Depois de janeiro trazer o silêncio do repouso profundo, fevereiro chega ao olival com ferramentas afiadas e mãos experientes. Este é o mês em que o olivicultor conversa com cada árvore, decidindo quais ramos ficam e quais partem — um diálogo entre tradição e conhecimento que moldará a próxima colheita.


Enquanto a tesoura de poda desenha o futuro das oliveiras, nas aldeias transmontanas os Caretos saem à rua em rituais ancestrais que também celebram a renovação: o fim do inverno e a promessa da primavera que se aproxima.
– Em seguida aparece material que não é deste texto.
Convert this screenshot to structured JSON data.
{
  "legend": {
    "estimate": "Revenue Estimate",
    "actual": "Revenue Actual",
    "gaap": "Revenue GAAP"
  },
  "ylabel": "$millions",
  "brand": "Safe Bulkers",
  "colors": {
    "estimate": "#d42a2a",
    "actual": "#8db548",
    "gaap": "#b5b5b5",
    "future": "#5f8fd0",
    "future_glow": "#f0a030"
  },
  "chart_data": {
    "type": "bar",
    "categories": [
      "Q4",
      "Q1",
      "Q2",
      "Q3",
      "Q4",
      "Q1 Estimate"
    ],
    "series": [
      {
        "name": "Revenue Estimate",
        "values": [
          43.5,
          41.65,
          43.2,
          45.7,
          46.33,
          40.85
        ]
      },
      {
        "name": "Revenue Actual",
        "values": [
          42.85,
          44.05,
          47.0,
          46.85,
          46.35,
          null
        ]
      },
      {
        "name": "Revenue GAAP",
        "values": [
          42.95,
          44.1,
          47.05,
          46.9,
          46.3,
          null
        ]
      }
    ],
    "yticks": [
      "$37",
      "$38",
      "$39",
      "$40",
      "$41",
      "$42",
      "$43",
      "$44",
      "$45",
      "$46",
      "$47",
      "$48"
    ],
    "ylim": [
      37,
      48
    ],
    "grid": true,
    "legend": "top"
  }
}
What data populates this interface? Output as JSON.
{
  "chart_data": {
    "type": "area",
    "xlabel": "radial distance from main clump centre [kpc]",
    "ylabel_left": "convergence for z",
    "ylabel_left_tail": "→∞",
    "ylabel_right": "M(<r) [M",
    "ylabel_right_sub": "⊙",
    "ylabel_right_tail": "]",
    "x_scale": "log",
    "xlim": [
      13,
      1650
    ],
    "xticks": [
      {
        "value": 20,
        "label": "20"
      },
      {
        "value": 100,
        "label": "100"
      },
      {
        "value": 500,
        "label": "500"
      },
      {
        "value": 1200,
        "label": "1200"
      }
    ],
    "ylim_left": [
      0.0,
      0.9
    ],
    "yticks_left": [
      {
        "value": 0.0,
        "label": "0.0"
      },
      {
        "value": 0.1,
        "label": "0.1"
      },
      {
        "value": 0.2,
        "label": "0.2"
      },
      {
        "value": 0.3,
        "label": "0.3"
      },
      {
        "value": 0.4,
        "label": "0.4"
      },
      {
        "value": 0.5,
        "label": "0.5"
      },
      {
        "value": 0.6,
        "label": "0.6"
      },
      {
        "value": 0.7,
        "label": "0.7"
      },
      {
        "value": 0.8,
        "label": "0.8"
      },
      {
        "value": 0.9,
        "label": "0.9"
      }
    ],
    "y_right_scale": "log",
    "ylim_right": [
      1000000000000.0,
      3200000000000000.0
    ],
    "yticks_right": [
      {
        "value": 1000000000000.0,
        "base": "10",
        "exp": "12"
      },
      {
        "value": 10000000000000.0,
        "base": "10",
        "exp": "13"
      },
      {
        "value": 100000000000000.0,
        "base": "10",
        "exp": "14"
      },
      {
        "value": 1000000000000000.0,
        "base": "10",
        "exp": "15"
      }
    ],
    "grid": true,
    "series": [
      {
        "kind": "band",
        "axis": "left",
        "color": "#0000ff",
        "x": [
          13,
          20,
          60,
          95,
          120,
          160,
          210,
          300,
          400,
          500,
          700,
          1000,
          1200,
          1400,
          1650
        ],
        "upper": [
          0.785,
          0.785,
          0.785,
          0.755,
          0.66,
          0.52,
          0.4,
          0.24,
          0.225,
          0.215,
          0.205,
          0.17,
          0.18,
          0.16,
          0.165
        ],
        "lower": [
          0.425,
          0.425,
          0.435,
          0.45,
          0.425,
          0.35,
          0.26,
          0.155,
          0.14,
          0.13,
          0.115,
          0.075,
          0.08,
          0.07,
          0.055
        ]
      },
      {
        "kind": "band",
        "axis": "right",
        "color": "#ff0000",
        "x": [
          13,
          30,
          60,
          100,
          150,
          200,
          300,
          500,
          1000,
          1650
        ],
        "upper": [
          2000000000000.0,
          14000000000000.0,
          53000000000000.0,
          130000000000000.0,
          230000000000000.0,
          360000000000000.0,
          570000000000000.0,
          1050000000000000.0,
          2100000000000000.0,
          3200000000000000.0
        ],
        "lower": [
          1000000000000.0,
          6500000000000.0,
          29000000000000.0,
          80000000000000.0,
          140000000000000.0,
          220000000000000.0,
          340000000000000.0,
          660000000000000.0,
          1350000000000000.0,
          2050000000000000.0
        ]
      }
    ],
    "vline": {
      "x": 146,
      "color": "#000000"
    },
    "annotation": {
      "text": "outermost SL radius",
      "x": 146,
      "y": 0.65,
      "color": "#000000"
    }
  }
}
Fevereiro é o mês das mãos que moldam — seja a copa da oliveira ou o destino da comunidade.


A Poda da Oliveira: arte milenar que exige sabedoria


Em Portugal, a poda das oliveiras realiza-se tradicionalmente entre fevereiro e abril, sendo fevereiro o mês de maior intensidade nos olivais transmontanos. Este período coincide com o fim do repouso vegetativo, quando a oliveira está preparada para receber a intervenção sem sofrer demasiado stress [1].


Olival e poda

A poda não é apenas técnica agrícola — é conhecimento transmitido de geração em geração, uma conversa entre o olivicultor e a árvore que exige observação, experiência e respeito. Cada corte tem consequências, cada ramo removido ou mantido influencia a próxima safra.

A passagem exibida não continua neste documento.